As you can see, there is one validator for all the fields that are grouped under "fields" in the source data as well. There is another one for flattening the "relationships", which basically turns them into instances of BaseEntity but with a link field. And there is a separate one for the weird pdf field.

Notice that each of those validators is configured as pre=True because the data coming in will not be of the declared field type(s), so our custom validators needs to do their thing before the default Pydantic field validators kick in.

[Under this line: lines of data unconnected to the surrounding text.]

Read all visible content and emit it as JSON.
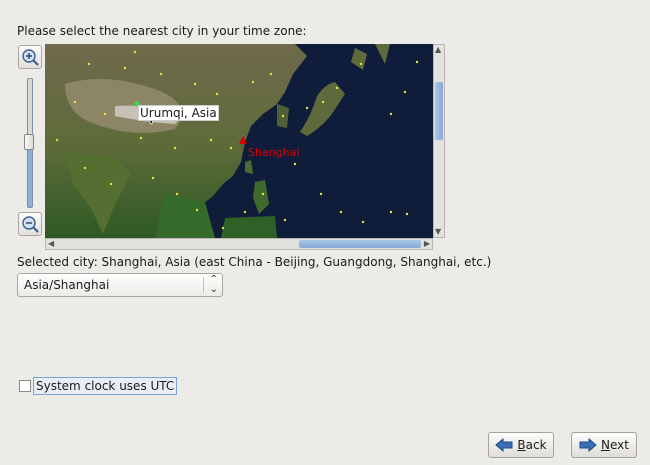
{
  "prompt": "Please select the nearest city in your time zone:",
  "map": {
    "hover_label": "Urumqi, Asia",
    "selected_label": "Shanghai"
  },
  "selected_city_text": "Selected city: Shanghai, Asia (east China - Beijing, Guangdong, Shanghai, etc.)",
  "timezone_select": {
    "value": "Asia/Shanghai"
  },
  "utc_checkbox": {
    "label": "System clock uses UTC",
    "checked": false
  },
  "buttons": {
    "back": {
      "label": "Back",
      "mnemonic": "B",
      "rest": "ack"
    },
    "next": {
      "label": "Next",
      "mnemonic": "N",
      "rest": "ext"
    }
  },
  "colors": {
    "selected_city": "#d80000",
    "city_dot": "#e8e23a",
    "scroll_thumb": "#8fb0d6"
  }
}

With this setup, if we put your example data into a dictionary called EXAMPLE, we can test our parsers like this:

...

if __name__ == "__main__":
    instance = RawEntity.parse_obj(EXAMPLE)
    parsed = FlatEntity.from_raw_entity(instance)
    print(parsed.json(indent=4))

Here is the output:

{
    "type": "entity",
    "id": "efebcc3e-445c-4d85-9689-bb85f46160cb",
    "eid": "efebcc3e-445c-4d85-9689-bb85f46160cb",
    "created_at": "2021-07-14T05:58:47.239000 00:00",
    "edited_at": "2022-09-22T11:28:53.327000 00:00",
    "state": "open",
    "name": "E03075-042",
    "description": "",
    "link": "https://example.com/api/v1.0/entities/efebcc3e-445c-4d85-9689-bb85f46160cb",
    "department": "Foo",
    "division": "Bar",
    "project": "My Project",
    "created_by": {
        "type": "user",
        "id": "101",
        "link": "https://example.com/api/rest/v1.0/users/101"
    },
    "edited_by": {
        "type": "user",
        "id": "101",
        "link": "https://example.com/api/rest/v1.0/users/101"
    },
    "ancestors": [
        {
            "type": "entity",
            "id": "7h60bcb9-b1c0-4a12-8b6b-12e3eab54e6f",
            "link": "https://example.com/api/rest/v1.0/entities/efebcc3e-445c-4d85-9689-bb85f46160cb/ancestors"
        }
    ],
    "owner": {
        "type": "user",
        "id": "101",
        "link": "https://example.com/api/rest/v1.0/users/101"
    },
    "pdf": "https://example.com/api/rest/v1.0/entities/efebcc3e-445c-4d85-9689-bb85f46160cb/pdf"
}

I'm sure you can further adjust/optimize this to your needs, but the general approach should be clear from this. By default, Pydantic models ignore unknown keys/field, when parsing data, so this should not be a problem.

As for your second question, I think this warrants a separate post on this site, but in general I would not perform web requests during validation.